It wasn’t until after I had my first child 20 years ago that I knew there was something “physical” going on.  My childhood doctor did lots of blood work both of us thinking I was having some sort of postpartum depression that was causing the tingling in my feet and hands and the overwhelming exhaustion I had. Blood work came back and at 21 I had the numbers of a 70 something year old.  I was so afraid when he said the Lupus word. They didn’t have as many med out at that time to help, I thought I was going to die. I had just had my first child and I would never see him grow up.  The depression grew worse and I couldn’t get out of bed. Someone mentioned chronic fatigue syndrome so I rushed into my doctor’s office and said “I just have chronic fatigue, I will take some vitamins and be okay.” I refused to see a specialist and I went on with my life accepting I was depressed and tired all the damn time.

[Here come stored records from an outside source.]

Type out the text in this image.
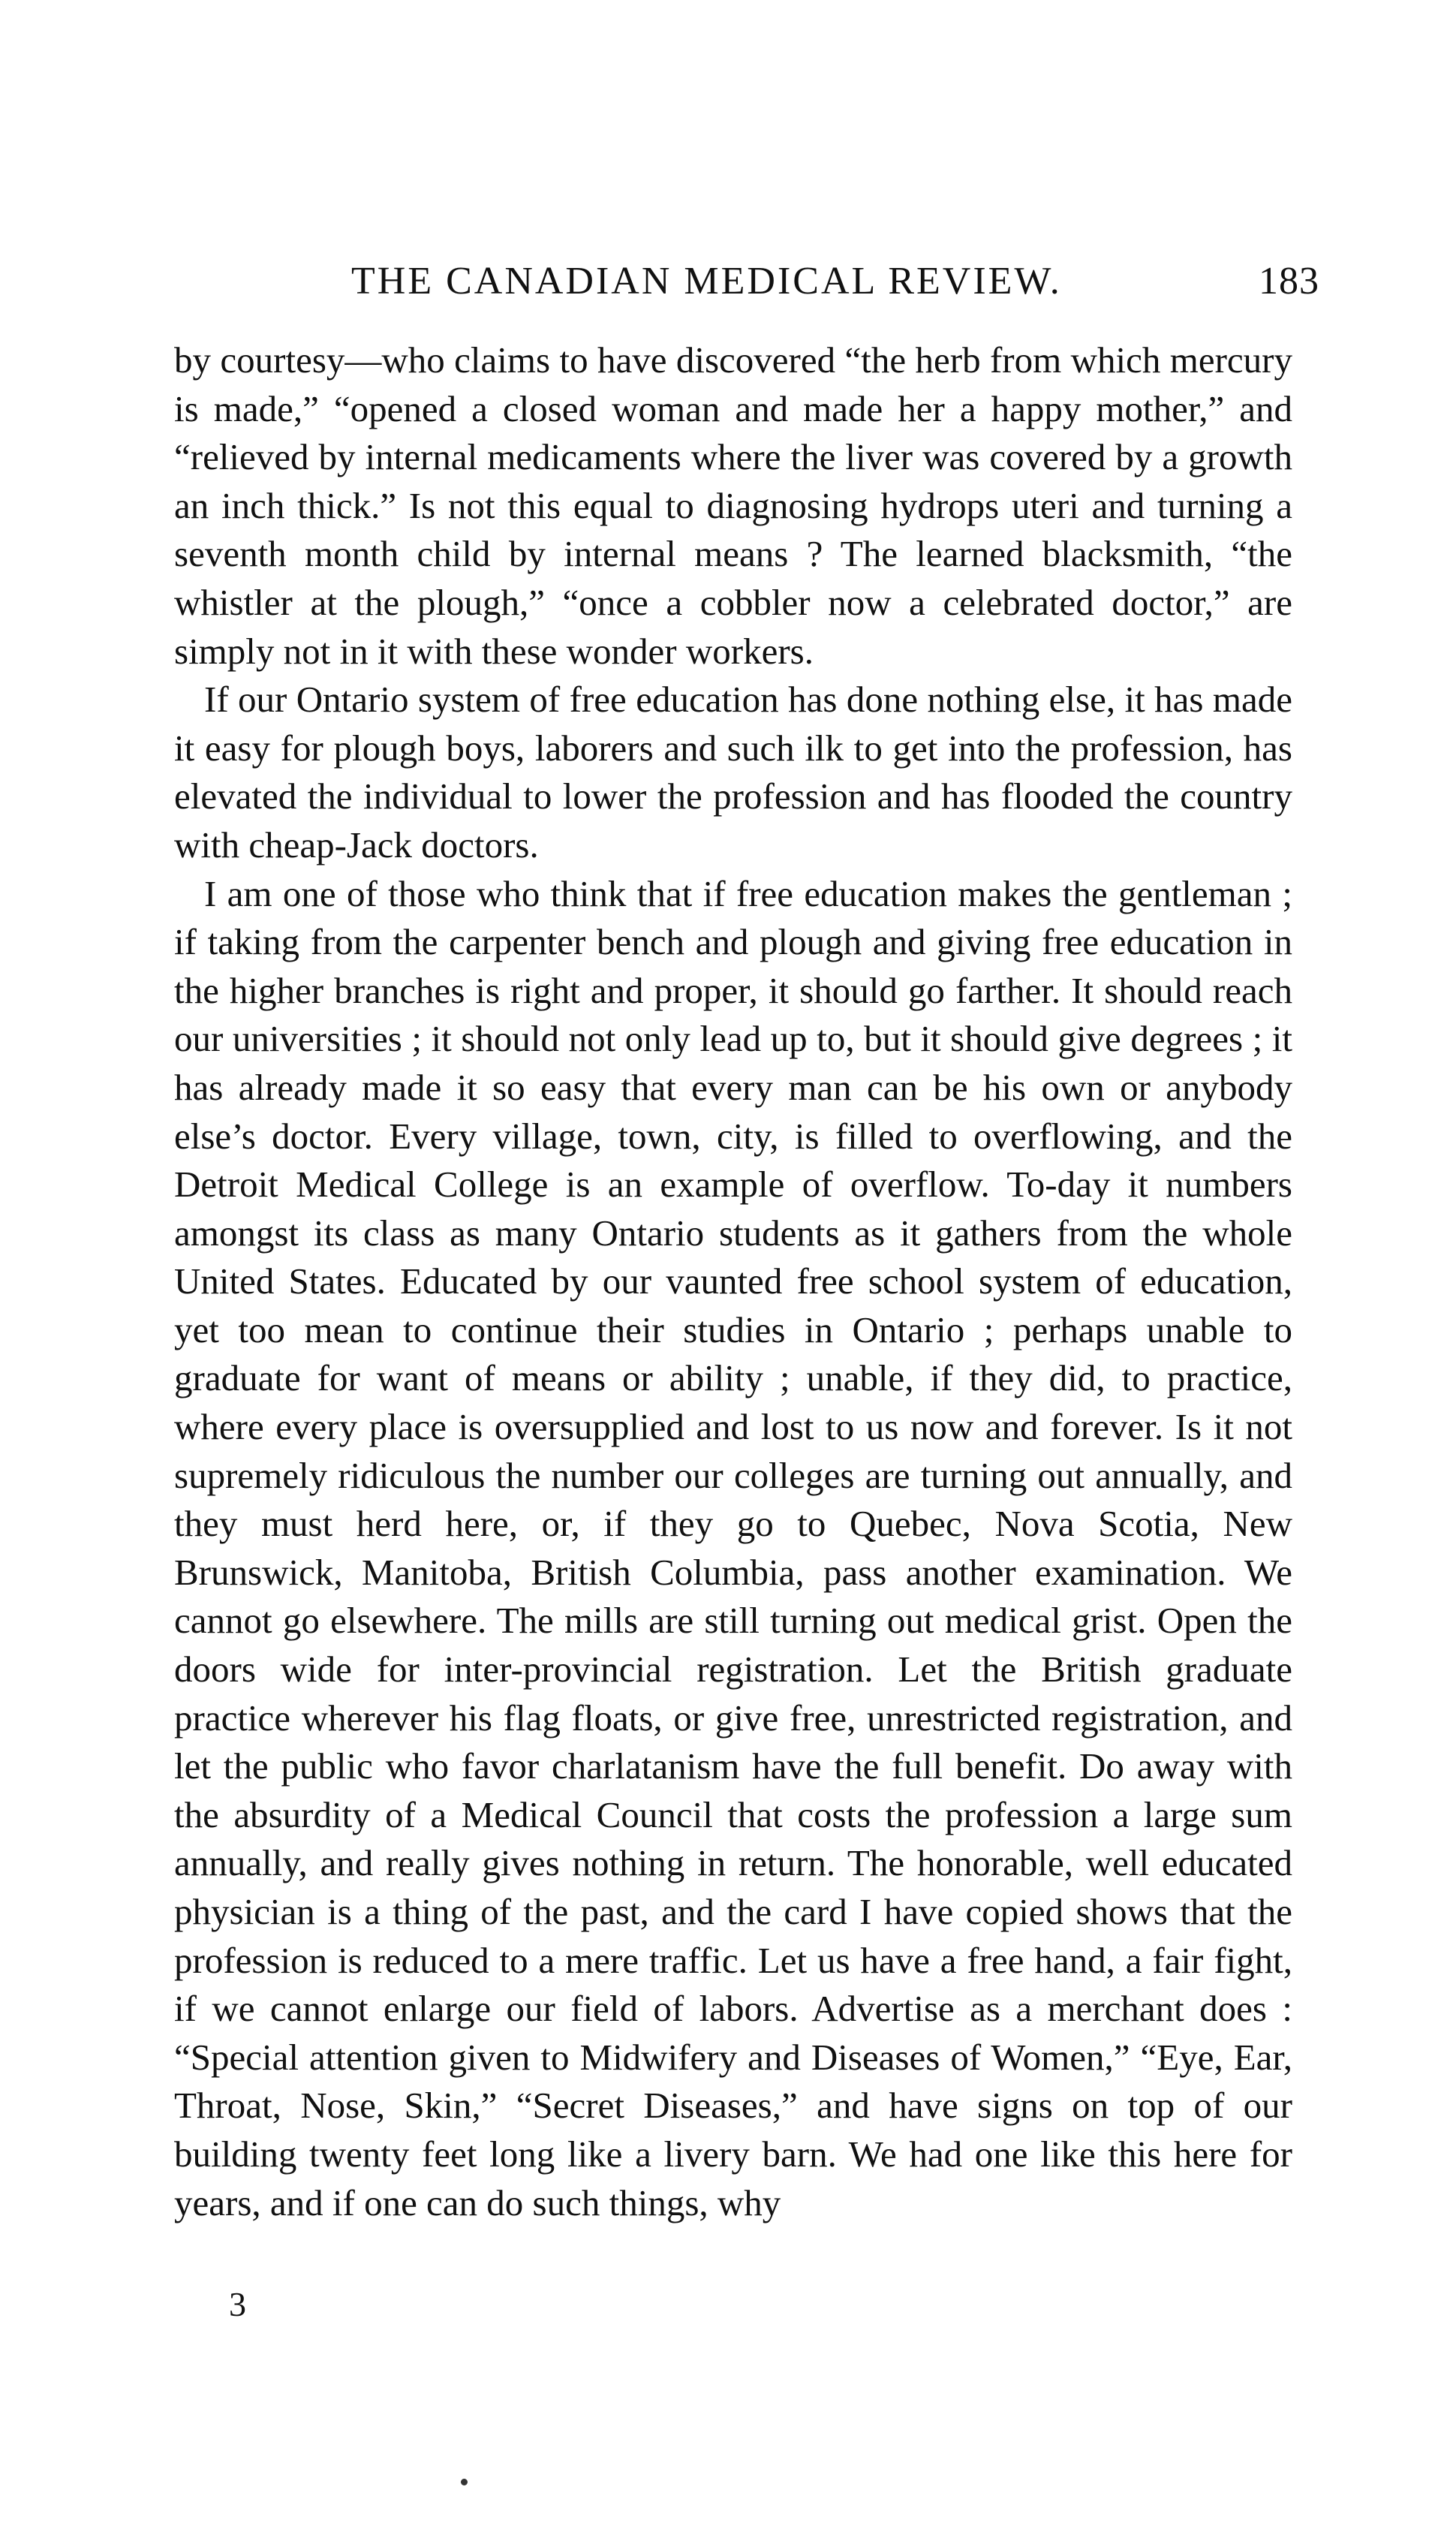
THE CANADIAN MEDICAL REVIEW.	183

by courtesy—who claims to have discovered “the herb from which mercury is made,” “opened a closed woman and made her a happy mother,” and “relieved by internal medicaments where the liver was covered by a growth an inch thick.” Is not this equal to diagnosing hydrops uteri and turning a seventh month child by internal means ? The learned blacksmith, “the whistler at the plough,” “once a cobbler now a celebrated doctor,” are simply not in it with these wonder workers.

If our Ontario system of free education has done nothing else, it has made it easy for plough boys, laborers and such ilk to get into the profession, has elevated the individual to lower the profession and has flooded the country with cheap-Jack doctors.

I am one of those who think that if free education makes the gentleman ; if taking from the carpenter bench and plough and giving free education in the higher branches is right and proper, it should go farther. It should reach our universities ; it should not only lead up to, but it should give degrees ; it has already made it so easy that every man can be his own or anybody else’s doctor. Every village, town, city, is filled to overflowing, and the Detroit Medical College is an example of overflow. To-day it numbers amongst its class as many Ontario students as it gathers from the whole United States. Educated by our vaunted free school system of education, yet too mean to continue their studies in Ontario ; perhaps unable to graduate for want of means or ability ; unable, if they did, to practice, where every place is oversupplied and lost to us now and forever. Is it not supremely ridiculous the number our colleges are turning out annually, and they must herd here, or, if they go to Quebec, Nova Scotia, New Brunswick, Manitoba, British Columbia, pass another examination. We cannot go elsewhere. The mills are still turning out medical grist. Open the doors wide for inter-provincial registration. Let the British graduate practice wherever his flag floats, or give free, unrestricted registration, and let the public who favor charlatanism have the full benefit. Do away with the absurdity of a Medical Council that costs the profession a large sum annually, and really gives nothing in return. The honorable, well educated physician is a thing of the past, and the card I have copied shows that the profession is reduced to a mere traffic. Let us have a free hand, a fair fight, if we cannot enlarge our field of labors. Advertise as a merchant does : “Special attention given to Midwifery and Diseases of Women,” “Eye, Ear, Throat, Nose, Skin,” “Secret Diseases,” and have signs on top of our building twenty feet long like a livery barn. We had one like this here for years, and if one can do such things, why

3
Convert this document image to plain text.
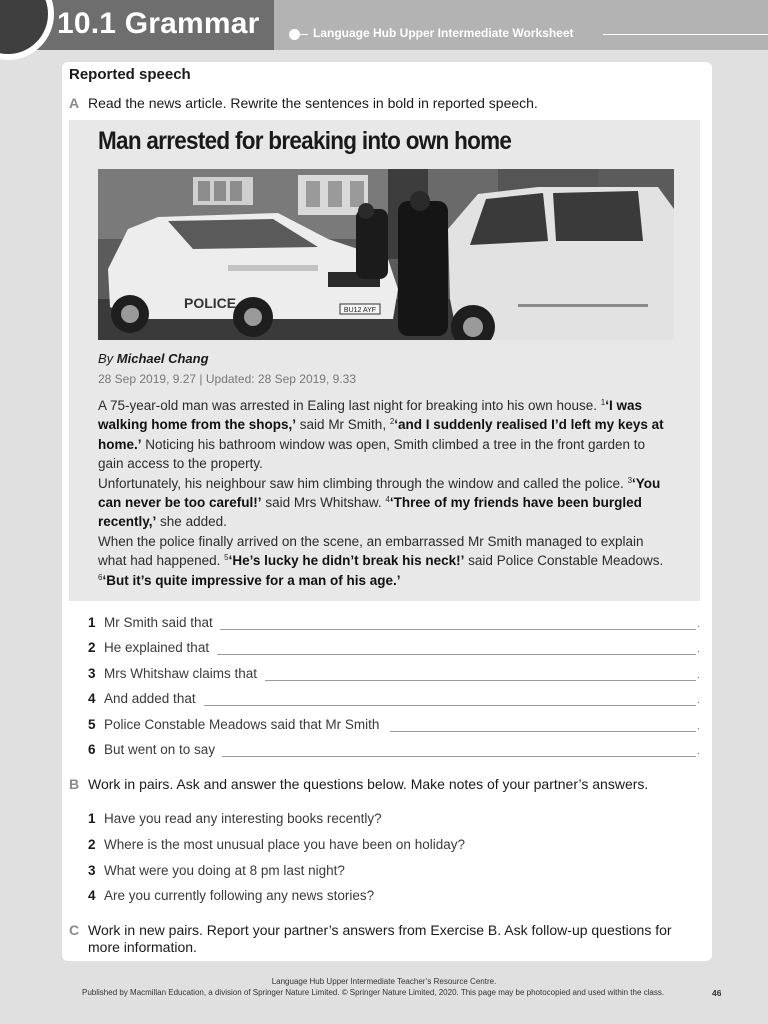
10.1 Grammar	Language Hub Upper Intermediate Worksheet
Reported speech
A Read the news article. Rewrite the sentences in bold in reported speech.
Man arrested for breaking into own home
BU12 AYF
POLICE
By Michael Chang
28 Sep 2019, 9.27 | Updated: 28 Sep 2019, 9.33

A 75-year-old man was arrested in Ealing last night for breaking into his own house. $^1$‘I was walking home from the shops,’ said Mr Smith, $^2$‘and I suddenly realised I’d left my keys at home.’ Noticing his bathroom window was open, Smith climbed a tree in the front garden to gain access to the property.

Unfortunately, his neighbour saw him climbing through the window and called the police. $^3$‘You can never be too careful!’ said Mrs Whitshaw. $^4$‘Three of my friends have been burgled recently,’ she added.

When the police finally arrived on the scene, an embarrassed Mr Smith managed to explain what had happened. $^5$‘He’s lucky he didn’t break his neck!’ said Police Constable Meadows. $^6$‘But it’s quite impressive for a man of his age.’

1 Mr Smith said that	.
2 He explained that	.
3 Mrs Whitshaw claims that	.
4 And added that	.
5 Police Constable Meadows said that Mr Smith	.
6 But went on to say	.
B Work in pairs. Ask and answer the questions below. Make notes of your partner’s answers.
1 Have you read any interesting books recently?
2 Where is the most unusual place you have been on holiday?
3 What were you doing at 8 pm last night?
4 Are you currently following any news stories?
C Work in new pairs. Report your partner’s answers from Exercise B. Ask follow-up questions for more information.
Language Hub Upper Intermediate Teacher’s Resource Centre.
Published by Macmillan Education, a division of Springer Nature Limited. © Springer Nature Limited, 2020. This page may be photocopied and used within the class.	46
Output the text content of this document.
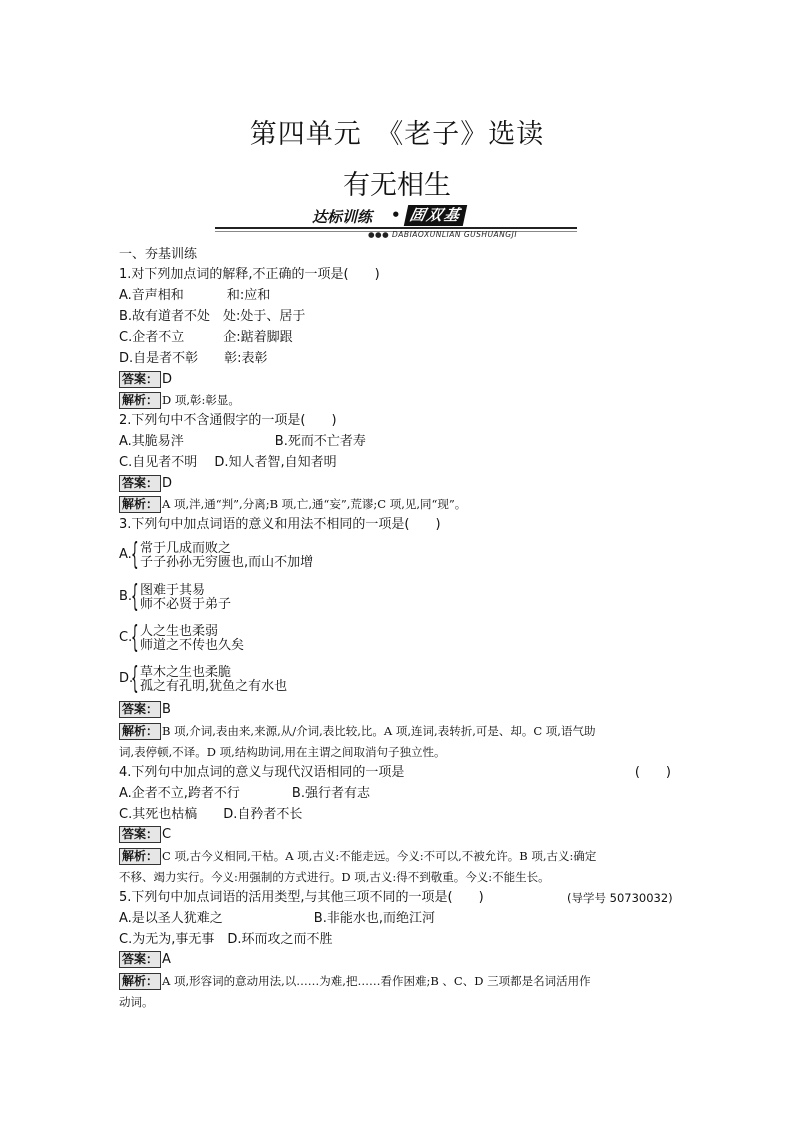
第四单元　《老子》选读
有无相生
达标训练 • 固双基
●●● DABIAOXUNLIAN GUSHUANGJI
一、夯基训练
1.对下列加点词的解释,不正确的一项是(　　)
A.音声相和　　　 和:应和
B.故有道者不处　处:处于、居于
C.企者不立　　　企:踮着脚跟
D.自是者不彰　　彰:表彰
答案： D
解析： D 项,彰:彰显。
2.下列句中不含通假字的一项是(　　)
A.其脆易泮　　　　　　　B.死而不亡者寿
C.自见者不明　 D.知人者智,自知者明
答案： D
解析： A 项,泮,通“判”,分离;B 项,亡,通“妄”,荒谬;C 项,见,同“现”。
3.下列句中加点词语的意义和用法不相同的一项是(　　)
A. { 常于几成而败之
子子孙孙无穷匮也,而山不加增
B.
{ 图难于其易
师不必贤于弟子
C.
{ 人之生也柔弱
师道之不传也久矣
D.
{ 草木之生也柔脆
孤之有孔明,犹鱼之有水也
答案： B
解析： B 项,介词,表由来,来源,从/介词,表比较,比。A 项,连词,表转折,可是、却。C 项,语气助
词,表停顿,不译。D 项,结构助词,用在主谓之间取消句子独立性。
4.下列句中加点词的意义与现代汉语相同的一项是	(　　)
A.企者不立,跨者不行　　　　B.强行者有志
C.其死也枯槁　　D.自矜者不长
答案： C
解析： C 项,古今义相同,干枯。A 项,古义:不能走远。今义:不可以,不被允许。B 项,古义:确定
不移、竭力实行。今义:用强制的方式进行。D 项,古义:得不到敬重。今义:不能生长。
5.下列句中加点词语的活用类型,与其他三项不同的一项是(　　)	(导学号 50730032)
A.是以圣人犹难之　　　　　　　B.非能水也,而绝江河
C.为无为,事无事　D.环而攻之而不胜
答案： A
解析： A 项,形容词的意动用法,以……为难,把……看作困难;B 、C、D 三项都是名词活用作
动词。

Then came the day a few short years and one child later…..I woke up and couldn’t open my hands.  Husband #2 dropped me off at the E.R. and my grandmother came to sit with me in the E.R. First thing the doctor asked me was…..drum roll please…..”have you ever been tested for RA or Lupus?”  Um, yes sir and I tested positive. Then I had more blood work done, was scolded for not going to a specialist, given medicine so I could walk and move my hands and sent home. I followed up with a doctor in Sarasota who said I have mixed connective tissue disease….which means I have a bunch of chronic illnesses mixed together.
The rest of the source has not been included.